The M-step update is:

\[\hat{n}_j = \sum_{t=1}^n p(j|t)\] \[\hat{p}_j = {\hat{n}_j\over n}\] \[\hat{\mu^{(j)}} = {1\over{\hat{n}_j}}\sum_{t=1}^n p(j|t)x^{(t)}\] \[\hat{\sigma_j}^2 = {1\over d\hat{n}_j}\sum_{t=1}^n p(j|t)||x^{(t)} - \hat{\mu}^{(j)}||^2 \]

EM algorithm for matrix completion

We need to update our EM algorithm a bit to deal with the fact that the observations are no longer complete vectors. We use Bayes’ rule to find an updated expression for the posterior probability $p(j|u) = P(y=j|x_{C_u}^{(u)})$ :

\[p(j|u) = {p(u|j).p(j)\over p(u)} = {p(u|j).p(j)\over \sum_{j=1}^K p(u|j).p(j)}\] \[= {\pi_jN(x_{C_u}^{(u)};\mu_{C_u}^{(u)},\sigma_j^2I_{C_u*C_u}) \over \sum_{j=1}^K \pi_jN(x_{C_u}^{(u)};\mu_{C_u}^{(j)},\sigma_j^2I_{|C_u|*|C_u|})}\]

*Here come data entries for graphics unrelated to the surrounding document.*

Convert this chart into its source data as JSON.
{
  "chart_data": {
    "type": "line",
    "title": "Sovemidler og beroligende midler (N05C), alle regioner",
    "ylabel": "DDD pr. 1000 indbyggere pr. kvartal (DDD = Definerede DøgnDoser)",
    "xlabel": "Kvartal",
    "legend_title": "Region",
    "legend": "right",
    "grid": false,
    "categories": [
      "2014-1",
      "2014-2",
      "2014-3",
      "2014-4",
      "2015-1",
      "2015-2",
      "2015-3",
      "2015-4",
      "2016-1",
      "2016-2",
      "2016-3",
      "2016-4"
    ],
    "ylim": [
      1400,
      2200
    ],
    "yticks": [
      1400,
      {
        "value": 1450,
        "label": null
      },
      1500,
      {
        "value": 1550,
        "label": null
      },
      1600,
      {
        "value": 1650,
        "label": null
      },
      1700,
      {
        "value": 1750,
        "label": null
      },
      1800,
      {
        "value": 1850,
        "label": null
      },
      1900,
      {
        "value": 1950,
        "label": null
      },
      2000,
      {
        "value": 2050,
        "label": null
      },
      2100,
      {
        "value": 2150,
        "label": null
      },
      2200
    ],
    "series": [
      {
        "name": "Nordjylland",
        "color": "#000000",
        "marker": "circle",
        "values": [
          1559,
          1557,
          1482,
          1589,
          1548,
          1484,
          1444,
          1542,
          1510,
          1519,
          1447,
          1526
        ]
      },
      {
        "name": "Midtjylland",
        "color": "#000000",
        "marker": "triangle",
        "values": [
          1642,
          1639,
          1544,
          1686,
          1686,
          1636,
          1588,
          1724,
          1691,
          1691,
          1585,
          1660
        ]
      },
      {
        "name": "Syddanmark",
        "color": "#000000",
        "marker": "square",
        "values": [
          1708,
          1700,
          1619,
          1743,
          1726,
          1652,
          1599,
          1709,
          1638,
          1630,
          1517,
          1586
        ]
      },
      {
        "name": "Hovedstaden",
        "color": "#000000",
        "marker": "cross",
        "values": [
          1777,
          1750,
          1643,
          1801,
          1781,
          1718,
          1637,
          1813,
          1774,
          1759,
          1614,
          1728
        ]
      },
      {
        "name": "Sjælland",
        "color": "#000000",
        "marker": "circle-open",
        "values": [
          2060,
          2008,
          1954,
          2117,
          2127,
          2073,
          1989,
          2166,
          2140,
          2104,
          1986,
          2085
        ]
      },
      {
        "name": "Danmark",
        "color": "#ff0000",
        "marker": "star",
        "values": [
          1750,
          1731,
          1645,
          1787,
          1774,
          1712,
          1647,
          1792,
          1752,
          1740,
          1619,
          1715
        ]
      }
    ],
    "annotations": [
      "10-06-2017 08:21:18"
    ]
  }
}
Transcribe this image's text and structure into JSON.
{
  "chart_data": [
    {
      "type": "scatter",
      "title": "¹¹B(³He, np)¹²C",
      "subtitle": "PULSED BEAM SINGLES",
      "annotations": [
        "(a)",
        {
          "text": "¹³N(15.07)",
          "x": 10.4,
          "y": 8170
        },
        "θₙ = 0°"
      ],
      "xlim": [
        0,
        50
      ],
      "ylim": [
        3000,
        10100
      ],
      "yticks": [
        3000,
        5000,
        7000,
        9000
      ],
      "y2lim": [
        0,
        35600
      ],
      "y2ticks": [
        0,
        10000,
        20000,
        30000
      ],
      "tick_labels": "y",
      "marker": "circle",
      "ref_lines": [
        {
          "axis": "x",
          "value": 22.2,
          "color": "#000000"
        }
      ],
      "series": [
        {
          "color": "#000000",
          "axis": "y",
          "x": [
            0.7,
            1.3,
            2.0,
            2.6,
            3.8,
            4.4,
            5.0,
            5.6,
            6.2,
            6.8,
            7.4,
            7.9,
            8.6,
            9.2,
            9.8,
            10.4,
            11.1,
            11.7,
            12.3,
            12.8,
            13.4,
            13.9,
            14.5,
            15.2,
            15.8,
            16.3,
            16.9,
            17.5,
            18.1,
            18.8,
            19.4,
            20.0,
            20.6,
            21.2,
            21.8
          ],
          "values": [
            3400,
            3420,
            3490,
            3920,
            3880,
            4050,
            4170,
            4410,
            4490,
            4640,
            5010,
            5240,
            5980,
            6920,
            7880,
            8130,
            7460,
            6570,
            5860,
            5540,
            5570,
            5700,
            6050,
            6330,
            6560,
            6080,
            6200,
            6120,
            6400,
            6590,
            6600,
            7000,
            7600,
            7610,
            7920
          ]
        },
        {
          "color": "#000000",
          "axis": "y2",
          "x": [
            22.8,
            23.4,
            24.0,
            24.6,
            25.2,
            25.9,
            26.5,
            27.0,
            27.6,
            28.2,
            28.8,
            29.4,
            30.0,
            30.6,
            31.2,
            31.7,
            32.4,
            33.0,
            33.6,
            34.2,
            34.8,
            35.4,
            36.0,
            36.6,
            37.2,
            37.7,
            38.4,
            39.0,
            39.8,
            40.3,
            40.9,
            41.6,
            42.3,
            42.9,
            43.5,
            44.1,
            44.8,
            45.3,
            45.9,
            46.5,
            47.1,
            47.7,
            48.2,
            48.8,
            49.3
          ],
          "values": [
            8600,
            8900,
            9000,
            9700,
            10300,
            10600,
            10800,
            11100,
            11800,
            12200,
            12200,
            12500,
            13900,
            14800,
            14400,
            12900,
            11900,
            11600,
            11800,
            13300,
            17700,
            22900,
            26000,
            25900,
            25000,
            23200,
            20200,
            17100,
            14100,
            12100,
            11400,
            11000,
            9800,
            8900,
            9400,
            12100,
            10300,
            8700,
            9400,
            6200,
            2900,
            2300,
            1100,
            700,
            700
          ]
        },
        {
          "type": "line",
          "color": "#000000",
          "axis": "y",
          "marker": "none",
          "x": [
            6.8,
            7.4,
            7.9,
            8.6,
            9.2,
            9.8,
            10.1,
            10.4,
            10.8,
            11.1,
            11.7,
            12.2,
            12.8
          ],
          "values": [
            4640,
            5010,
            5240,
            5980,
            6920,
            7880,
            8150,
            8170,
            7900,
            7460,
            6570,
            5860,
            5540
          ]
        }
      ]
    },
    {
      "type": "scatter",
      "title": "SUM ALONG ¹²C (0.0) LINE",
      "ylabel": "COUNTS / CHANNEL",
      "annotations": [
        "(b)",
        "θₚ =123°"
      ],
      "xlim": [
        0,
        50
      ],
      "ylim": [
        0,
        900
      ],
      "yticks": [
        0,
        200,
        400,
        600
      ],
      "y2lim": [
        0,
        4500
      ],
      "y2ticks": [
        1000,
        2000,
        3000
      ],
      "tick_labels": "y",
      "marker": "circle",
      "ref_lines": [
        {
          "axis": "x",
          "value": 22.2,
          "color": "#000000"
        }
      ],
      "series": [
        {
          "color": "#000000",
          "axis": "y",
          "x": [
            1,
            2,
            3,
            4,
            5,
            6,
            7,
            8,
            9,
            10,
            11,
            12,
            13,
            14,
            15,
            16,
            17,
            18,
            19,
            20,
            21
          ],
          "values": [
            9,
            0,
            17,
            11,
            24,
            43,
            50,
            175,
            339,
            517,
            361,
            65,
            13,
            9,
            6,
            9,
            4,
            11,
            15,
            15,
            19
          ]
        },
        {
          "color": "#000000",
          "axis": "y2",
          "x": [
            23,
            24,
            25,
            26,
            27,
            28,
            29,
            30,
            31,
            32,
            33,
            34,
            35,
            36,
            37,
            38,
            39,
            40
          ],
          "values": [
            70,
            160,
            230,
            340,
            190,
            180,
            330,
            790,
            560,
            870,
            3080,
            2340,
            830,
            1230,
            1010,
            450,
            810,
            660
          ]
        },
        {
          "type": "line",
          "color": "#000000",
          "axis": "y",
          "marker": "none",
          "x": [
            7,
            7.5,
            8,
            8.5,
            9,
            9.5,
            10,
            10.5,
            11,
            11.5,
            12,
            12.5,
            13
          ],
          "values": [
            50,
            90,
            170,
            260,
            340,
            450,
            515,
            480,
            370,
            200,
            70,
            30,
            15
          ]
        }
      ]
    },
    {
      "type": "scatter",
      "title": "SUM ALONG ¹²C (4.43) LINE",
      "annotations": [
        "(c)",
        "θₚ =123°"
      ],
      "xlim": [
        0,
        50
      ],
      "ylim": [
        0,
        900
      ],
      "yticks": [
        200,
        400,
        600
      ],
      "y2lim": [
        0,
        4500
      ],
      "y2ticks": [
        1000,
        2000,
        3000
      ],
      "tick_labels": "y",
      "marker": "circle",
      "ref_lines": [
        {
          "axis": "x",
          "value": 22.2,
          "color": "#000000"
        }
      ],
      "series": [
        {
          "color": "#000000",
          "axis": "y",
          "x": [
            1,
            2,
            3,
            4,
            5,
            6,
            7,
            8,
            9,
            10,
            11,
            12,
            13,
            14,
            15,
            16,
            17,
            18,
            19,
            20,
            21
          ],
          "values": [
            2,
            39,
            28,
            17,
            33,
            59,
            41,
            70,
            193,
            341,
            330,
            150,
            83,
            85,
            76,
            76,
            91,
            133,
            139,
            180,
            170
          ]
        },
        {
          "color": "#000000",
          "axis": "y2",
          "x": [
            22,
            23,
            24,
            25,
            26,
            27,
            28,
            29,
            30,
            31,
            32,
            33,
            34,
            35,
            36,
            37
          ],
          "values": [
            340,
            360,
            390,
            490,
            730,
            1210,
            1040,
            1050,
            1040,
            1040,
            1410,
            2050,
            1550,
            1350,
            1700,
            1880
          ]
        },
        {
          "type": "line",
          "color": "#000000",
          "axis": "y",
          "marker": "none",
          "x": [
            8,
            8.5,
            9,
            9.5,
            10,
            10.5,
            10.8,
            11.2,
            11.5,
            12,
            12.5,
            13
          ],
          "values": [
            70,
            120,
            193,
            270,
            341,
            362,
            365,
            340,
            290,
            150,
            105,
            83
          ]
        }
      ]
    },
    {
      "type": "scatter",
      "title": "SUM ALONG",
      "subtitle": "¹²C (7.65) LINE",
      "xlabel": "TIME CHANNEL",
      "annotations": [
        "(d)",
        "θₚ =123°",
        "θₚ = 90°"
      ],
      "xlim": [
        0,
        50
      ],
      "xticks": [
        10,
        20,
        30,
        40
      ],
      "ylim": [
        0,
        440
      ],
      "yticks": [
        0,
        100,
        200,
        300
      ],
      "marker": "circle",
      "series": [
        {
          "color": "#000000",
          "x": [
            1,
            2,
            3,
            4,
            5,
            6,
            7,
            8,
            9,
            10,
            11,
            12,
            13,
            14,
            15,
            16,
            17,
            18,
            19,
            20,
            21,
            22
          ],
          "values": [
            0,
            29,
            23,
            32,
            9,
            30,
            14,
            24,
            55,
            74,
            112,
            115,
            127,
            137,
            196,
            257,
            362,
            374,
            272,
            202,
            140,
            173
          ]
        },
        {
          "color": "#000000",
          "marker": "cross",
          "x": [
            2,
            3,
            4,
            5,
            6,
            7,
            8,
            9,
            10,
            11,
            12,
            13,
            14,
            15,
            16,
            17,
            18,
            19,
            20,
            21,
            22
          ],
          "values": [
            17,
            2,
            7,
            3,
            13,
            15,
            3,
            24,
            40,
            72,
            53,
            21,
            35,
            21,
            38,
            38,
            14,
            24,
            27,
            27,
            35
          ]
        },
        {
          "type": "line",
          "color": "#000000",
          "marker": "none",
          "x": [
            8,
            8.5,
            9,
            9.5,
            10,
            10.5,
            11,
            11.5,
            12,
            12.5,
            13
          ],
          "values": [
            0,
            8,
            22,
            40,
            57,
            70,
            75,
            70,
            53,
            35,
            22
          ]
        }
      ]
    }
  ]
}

Maximizing likelihood function, we get :

\[\hat{\mu_l}^{(k)} = {\sum_{u=1}^n p(k|u)\delta(l,C_u)x_l^{(u)}\over \sum_{u=1}^n p(k|u)\delta(l,C_u) }\]

( where $\delta(i,C_u) = 1$ if $i\in C_u$ and $\delta(i,C_u) = 0 $ if $i \notin C_u$ )

\[\hat{\sigma_k}^2 = {1\over\sum_{u=1}^n |C_u|p(k|u)}\sum_{u=1}^np(k|u)||x_{C_u}^{(u)}-\hat{\mu}_{C_u}^{(k)}||^2\] \[\hat{\pi_k} = {1\over n}\sum_{u=1}^n p(k|u)\]

Completing missing entries

To complete the row $x_i^{(u)}$ for all values of $ i \notin C$ where C is the set of observed values, we have:

\[x_i^{(u)} = \sum_{j=1}^k p(j|u)\mu_i^{(j)}\]

Experiments

Data set: Netflix movie ratings data set (1200 * 1200)

Tuning the hyperparameter K ( the number of Gaussians in our Gaussian mixture model) in range of (10,15). We got the best K is 10 with error of 0.489

---